A machine-learning approach for predicting butyrate production by microbial consortia using metabolic network information.
Journal:
PeerJ
Published Date:
May 28, 2025
Abstract
Understanding the behavior of microbial consortia is crucial for predicting metabolite production by microorganisms. Genome-scale network reconstructions enable the computation of metabolic interactions and specific associations within microbial consortia underpinning the production of different metabolites. In the context of the human gut, butyrate is a central metabolite produced by bacteria that plays a key role within the gut microbiome impacting human health. Despite its importance, there is a lack of computational methods capable of predicting its production as a function of the consortium composition. Here, we present a novel machine-learning approach leveraging automatically generated genome-scale metabolic models to tackle this limitation.

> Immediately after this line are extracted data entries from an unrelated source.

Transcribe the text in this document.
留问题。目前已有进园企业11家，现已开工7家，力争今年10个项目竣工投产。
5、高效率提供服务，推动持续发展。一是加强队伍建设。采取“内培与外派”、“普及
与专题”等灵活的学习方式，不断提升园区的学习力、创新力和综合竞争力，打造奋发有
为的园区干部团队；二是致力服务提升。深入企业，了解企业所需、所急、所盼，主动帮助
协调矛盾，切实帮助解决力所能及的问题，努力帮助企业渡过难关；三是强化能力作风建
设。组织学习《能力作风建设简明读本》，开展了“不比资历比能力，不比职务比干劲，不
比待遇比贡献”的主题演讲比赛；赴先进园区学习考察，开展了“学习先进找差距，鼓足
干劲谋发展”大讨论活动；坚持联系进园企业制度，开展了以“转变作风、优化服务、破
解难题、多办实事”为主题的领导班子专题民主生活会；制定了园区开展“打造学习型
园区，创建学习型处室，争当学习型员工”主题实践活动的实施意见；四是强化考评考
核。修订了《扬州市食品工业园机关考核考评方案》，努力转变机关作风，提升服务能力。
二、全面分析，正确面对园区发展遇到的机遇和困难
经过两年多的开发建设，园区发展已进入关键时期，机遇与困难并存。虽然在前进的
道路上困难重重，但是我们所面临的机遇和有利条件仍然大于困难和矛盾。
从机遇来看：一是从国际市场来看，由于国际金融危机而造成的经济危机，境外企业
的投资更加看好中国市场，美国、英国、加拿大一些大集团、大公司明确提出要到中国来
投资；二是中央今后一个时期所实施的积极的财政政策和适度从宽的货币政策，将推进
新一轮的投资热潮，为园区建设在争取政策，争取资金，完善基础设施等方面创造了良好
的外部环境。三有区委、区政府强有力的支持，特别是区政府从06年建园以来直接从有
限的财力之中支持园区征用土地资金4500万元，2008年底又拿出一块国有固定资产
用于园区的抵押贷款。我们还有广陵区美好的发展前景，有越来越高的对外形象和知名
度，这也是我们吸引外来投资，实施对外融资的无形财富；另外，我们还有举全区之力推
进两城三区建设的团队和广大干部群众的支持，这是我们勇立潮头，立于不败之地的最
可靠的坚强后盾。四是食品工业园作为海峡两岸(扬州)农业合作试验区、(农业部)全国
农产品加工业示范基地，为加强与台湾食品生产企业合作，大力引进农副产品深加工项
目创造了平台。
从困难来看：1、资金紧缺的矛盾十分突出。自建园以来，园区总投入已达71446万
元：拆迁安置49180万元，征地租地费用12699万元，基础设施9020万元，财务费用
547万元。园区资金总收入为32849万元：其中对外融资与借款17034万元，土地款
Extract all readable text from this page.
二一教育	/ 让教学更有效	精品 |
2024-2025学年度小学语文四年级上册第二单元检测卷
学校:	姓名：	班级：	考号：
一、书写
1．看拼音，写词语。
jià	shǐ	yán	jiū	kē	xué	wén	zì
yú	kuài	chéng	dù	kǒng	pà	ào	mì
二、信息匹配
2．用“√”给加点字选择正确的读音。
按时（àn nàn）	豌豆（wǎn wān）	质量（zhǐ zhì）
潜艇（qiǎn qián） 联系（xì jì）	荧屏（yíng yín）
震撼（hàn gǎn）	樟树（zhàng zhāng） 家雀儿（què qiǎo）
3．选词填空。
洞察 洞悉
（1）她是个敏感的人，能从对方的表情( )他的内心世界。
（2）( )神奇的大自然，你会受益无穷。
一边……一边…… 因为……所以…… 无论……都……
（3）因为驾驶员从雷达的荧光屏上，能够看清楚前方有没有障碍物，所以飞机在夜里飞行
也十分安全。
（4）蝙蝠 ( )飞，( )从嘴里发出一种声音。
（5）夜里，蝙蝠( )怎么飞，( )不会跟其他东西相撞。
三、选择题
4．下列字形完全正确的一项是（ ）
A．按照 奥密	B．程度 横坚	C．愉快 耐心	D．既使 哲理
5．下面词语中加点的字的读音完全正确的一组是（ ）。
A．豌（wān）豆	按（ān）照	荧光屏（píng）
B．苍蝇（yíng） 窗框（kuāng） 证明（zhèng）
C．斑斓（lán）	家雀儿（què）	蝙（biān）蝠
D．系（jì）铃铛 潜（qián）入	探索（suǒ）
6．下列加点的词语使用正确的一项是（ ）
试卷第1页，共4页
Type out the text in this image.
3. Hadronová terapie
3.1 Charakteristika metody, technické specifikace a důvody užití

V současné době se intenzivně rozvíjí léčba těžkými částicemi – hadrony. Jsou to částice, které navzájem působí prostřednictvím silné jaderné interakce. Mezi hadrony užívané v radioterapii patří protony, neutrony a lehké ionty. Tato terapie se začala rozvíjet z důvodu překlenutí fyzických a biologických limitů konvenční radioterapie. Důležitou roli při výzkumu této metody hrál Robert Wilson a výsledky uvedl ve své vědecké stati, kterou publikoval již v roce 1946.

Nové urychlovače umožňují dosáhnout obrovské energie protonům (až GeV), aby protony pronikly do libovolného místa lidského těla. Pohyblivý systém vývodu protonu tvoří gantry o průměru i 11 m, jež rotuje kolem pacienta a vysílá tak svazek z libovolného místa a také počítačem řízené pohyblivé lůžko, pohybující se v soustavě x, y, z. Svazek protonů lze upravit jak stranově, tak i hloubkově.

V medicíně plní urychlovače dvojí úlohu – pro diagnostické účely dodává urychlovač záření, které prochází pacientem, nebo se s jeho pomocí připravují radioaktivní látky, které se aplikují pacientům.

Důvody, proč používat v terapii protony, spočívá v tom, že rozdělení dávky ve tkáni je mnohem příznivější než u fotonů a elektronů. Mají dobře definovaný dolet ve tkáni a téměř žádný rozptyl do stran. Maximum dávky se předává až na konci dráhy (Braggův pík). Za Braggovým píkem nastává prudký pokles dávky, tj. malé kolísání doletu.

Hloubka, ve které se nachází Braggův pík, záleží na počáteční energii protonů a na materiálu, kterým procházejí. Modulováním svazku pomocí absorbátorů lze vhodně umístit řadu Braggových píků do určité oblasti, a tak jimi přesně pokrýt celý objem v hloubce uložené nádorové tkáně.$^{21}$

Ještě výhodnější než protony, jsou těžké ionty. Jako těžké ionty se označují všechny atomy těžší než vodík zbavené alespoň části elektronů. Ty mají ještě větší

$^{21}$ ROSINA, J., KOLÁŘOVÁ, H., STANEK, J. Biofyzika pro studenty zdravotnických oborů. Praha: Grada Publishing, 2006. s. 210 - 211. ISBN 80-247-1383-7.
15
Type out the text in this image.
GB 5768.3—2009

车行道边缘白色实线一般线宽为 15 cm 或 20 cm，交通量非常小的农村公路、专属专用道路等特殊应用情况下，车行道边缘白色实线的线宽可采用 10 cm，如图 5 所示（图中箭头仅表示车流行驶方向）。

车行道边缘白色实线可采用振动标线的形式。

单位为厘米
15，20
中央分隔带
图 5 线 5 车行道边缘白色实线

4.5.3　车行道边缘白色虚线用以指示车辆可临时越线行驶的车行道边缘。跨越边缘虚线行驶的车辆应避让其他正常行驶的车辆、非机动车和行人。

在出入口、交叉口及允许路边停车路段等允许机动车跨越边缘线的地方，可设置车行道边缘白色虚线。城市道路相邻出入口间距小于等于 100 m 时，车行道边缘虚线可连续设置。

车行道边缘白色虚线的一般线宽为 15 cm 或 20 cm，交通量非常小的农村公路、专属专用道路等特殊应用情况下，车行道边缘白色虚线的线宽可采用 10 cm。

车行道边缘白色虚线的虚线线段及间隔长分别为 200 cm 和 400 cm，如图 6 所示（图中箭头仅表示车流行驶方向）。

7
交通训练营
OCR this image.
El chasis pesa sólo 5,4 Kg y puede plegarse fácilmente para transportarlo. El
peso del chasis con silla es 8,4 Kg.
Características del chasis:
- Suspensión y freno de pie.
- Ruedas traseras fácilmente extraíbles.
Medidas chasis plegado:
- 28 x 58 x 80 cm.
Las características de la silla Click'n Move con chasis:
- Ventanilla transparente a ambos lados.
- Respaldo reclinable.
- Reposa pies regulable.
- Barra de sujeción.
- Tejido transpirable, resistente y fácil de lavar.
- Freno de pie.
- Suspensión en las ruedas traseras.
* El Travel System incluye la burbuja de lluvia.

Briefly, all consortia made of two up to 13 members from a pool of 19 bacteria with known genomes, including at least one butyrate producer from a pool of three known producer species, were built and their (maximum) butyrate production simulated. Using network-derived descriptors from each bacteria, butyrate production by the above consortia was used as training data for various machine learning models. The performance of the algorithms was evaluated using k-fold cross-validation and new experimental data, displaying a Pearson correlation coefficient exceeding 0.75 for the predicted and observed butyrate production in two bacteria consortia. While consortia with more than two bacteria showed generally worse predictions, the best machine-learning models still outperformed predictions from genome-scale metabolic models alone. Overall, this approach provides a valuable tool and framework for probing promising butyrate-producing consortia on a large scale, guiding experimentation, and more importantly, predicting metabolic production by consortia.